Bitcoin’s price has hit the $100,000 mark for the first time in history as demand for the cryptocurrency surged following the election of Donald Trump and other crypto-friendly lawmakers in the US election.
The world’s leading cryptocurrency is currently valued at close to $103,000, having risen over 7 per cent in the last 24 hours, as the president-elect announced plans to nominate pro-crypto businessperson Paul Atkins to chair the US Securities and Exchange Commission (SEC).
The SEC oversees US securities markets and investments and is currently led by Gary Gensler, who has been leading a government crackdown on the crypto industry.
Mr Atkins, the chief of Patomak Partners and a former SECcommissioner, is a “proven leader for common sense regulations,” Mr Trump said on Wednesday.
Bitcoin’s value has more than doubled since the beginning of this year and has surged by over 45 per cent since 5 November.
In the lead-up to the US elections, Mr Trump had pledged to create a “strategic reserve” of bitcoin.
He promised to end what he called the “persecution” of the crypto industry and build the US into the “bitcoin superpower of the world”.
The US president-elect even floated the idea of using bitcoin to “pay off the $35 trillion” US national debt in August.
“Hand them a little crypto check, right? We’ll hand them a little bitcoin and wipe out our $35 trillion,” he told Fox Business.
Since Mr Trump’s election victory, shares in the crypto platform Coinbase have surged by over 70 per cent and crypto industry players continue to voice support for the president-elect in the hope that he will push through favourable regulatory changes.
US Rep. Patrick McHenry from North Carolina, chair of the House Financial Services Committee, said Atkins could “restore faith in the SEC”.

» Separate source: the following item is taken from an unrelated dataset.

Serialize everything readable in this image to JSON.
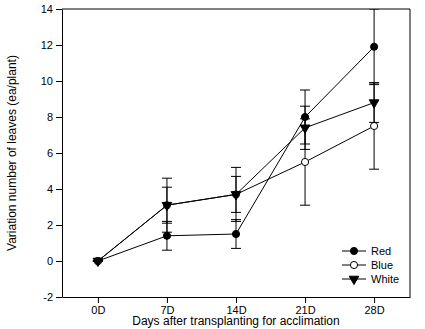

“I’m confident his leadership will lead to clarity for the digital asset ecosystem and ensure US capital markets remain the envy of the world,” Mr McHenry posted on X.
Paul Grewal, chief legal officer of Coinbase, said in a post on X that Atkins’ appointment was “sorely needed and cannot come a day too soon”.
“We appreciate his commitment to balance in regulating US securities markets and look forward to his fresh leadership at (the SEC),” Mr Grewal said.
Critics are concerned Mr Atkins may whittle away existing regulations and charge lower penalties for violations.
Dennis Kelleher, co-founder of the financial policy think tank Better Markets, called Mr Atkins an “industry cheerleader” whose support for deregulation contributed to the “devastating 2008 crash”.
“I think the nomination of Atkins would signal and would be understood as a return to the status quo before Gensler. Back to business as usual for the SEC,” Alex Platt, a professor at the University of Kansas School of Law, told Bloomberg.